Wolfenstein 3D - Part 11: Putting it all together
The previous posts illustrated different techniques that could be used in an AI to beat Wolfenstein 3D using machine vision. Actually applying the techniques together in real-time proved to be difficult, but it was necessary to start the test runs. The current bot uses a simple state machine to perform tasks such as localization, door searching, and attacking enemies. The code is very rough at the moment. There is still along way to go before the bot can beat the first level of the game, but it’s definitely possible.
Demo 1 - Wall measurements, door and enemy detection
Demo 2 - Wall measurements and door detection
State 1: Localize
The localize state is where the bot measures the wall heights and tries to locate itself on the map using a particle filter. The particle filter is not yet implemented. Currently the bot just takes readings of the walls.
Wolf3D uses ray-casting to render the graphics and because of the lack of processing power in the early 90’s, all the walls are the same height. This means no staircases to walk up or down. No inclines or domes.
This fact allows us to accurately measure the distance to the walls by reversing the ray-casting calculations.
Before stumbling on raycasting and how it is applied in Wolf3D, extensive testing was done figure out the best way localize the character with the the wall information.

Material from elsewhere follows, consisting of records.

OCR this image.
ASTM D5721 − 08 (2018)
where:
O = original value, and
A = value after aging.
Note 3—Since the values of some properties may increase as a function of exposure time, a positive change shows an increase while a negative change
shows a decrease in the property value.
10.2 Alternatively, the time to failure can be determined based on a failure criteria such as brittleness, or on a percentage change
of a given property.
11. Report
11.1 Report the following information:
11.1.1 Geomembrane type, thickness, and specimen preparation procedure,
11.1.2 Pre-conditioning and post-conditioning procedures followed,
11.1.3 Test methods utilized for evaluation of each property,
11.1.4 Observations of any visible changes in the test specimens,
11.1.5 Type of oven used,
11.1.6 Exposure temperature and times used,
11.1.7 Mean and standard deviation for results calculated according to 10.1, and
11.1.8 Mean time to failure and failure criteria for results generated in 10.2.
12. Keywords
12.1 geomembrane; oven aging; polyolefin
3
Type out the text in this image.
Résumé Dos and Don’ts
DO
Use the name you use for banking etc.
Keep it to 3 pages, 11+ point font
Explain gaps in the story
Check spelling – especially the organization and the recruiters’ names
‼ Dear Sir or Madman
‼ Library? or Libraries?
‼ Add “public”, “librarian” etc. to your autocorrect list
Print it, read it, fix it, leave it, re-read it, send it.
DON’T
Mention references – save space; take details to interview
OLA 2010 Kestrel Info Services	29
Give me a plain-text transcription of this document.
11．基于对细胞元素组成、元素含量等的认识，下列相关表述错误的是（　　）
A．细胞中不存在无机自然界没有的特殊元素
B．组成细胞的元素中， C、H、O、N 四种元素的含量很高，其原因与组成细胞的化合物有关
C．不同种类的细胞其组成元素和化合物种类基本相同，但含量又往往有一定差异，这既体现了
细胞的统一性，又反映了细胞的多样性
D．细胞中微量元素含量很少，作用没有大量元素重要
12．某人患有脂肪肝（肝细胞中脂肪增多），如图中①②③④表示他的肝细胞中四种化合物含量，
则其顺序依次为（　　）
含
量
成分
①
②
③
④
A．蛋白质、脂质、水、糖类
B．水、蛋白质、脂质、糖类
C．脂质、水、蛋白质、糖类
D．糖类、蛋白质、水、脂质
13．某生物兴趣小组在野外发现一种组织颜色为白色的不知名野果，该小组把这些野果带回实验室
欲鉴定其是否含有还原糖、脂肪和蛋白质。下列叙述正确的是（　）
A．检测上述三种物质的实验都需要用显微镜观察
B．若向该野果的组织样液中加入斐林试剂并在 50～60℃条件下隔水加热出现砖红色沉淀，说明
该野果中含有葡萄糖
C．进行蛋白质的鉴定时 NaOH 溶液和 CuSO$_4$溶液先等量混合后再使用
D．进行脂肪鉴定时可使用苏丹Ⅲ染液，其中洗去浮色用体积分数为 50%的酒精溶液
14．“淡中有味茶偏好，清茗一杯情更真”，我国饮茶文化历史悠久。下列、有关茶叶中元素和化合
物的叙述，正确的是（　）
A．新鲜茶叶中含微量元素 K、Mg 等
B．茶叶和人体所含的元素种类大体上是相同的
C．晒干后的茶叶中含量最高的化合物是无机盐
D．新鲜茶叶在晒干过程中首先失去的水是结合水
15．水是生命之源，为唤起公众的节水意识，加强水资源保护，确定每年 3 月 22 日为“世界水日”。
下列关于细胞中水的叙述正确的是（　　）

At the moment it’s still not clear if the wall measurements will work. A rough particle filter implementation may be needed first.

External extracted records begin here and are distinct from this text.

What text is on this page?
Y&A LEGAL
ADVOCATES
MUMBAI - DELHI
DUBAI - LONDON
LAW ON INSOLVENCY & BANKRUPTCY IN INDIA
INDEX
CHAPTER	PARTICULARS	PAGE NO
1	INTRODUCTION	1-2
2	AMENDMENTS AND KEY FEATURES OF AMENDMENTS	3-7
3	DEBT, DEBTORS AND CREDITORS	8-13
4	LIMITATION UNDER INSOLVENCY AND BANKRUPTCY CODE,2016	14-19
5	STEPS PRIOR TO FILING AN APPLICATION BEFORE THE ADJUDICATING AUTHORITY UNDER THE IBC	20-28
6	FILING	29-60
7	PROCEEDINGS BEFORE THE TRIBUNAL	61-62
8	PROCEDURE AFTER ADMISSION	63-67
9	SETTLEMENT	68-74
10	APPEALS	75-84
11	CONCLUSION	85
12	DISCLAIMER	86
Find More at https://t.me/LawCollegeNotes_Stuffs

Maps in Wolf3D are 2d arrays of size 64x64. There are actually two arrays. One contains walls and paths, and the other contains items, enemies, decorations, etc.
To calculate the distance to a wall based on the height of the wall, we can reverse the following equation: (Real height of wall) / (Distance from wall) = (Rendered height of wall)
To get distance, we can calculate: (Real height of wall) / (Rendered height of wall) = (Distance from wall)
One of the current issues with measuring walls is the lack of a compass. Currently it’s not too clear how to handle this. Again, a particle filter implementation could solve this problem.
State 2: Find Door
The find door state works by having the character spin in a circle until a door is detected. The bot then transitions to a state where it will run toward the door, open it, and run through.After that there will be a four second pause for the door to close. This is done to make sure the measurements are accurate.
This strategy works well, but the problem is that the bot will end up choosing the first door it sees. During trial runs, the bot tends to keep going back and forth between rooms. Currently there is no way of knowing that a room has been visited.
Additionally the bot has trouble with rooms that contain multiple corridors and turns. Without other doors to follow, it will go out the same door.
State 3: Attack Enemy
Currently the bot will search for an enemy if under attack. The bot knows it’s under attack if the health bar changes.
Basically the health bar section is background subtracted on every frame. If there is even one change, it means an enemy is attacking.
This forces the bot to change into the attack state. The bot will then spin in a circle looking for the enemy. The problem here is that the spin is very slow. This is due to the amount of computation for the enemy detector.
The other issue, which was detailed in an earlier post, is that a red overlay covers the screen when the bot is attacked. Since enemy detection is based on color, the enemy is not detected.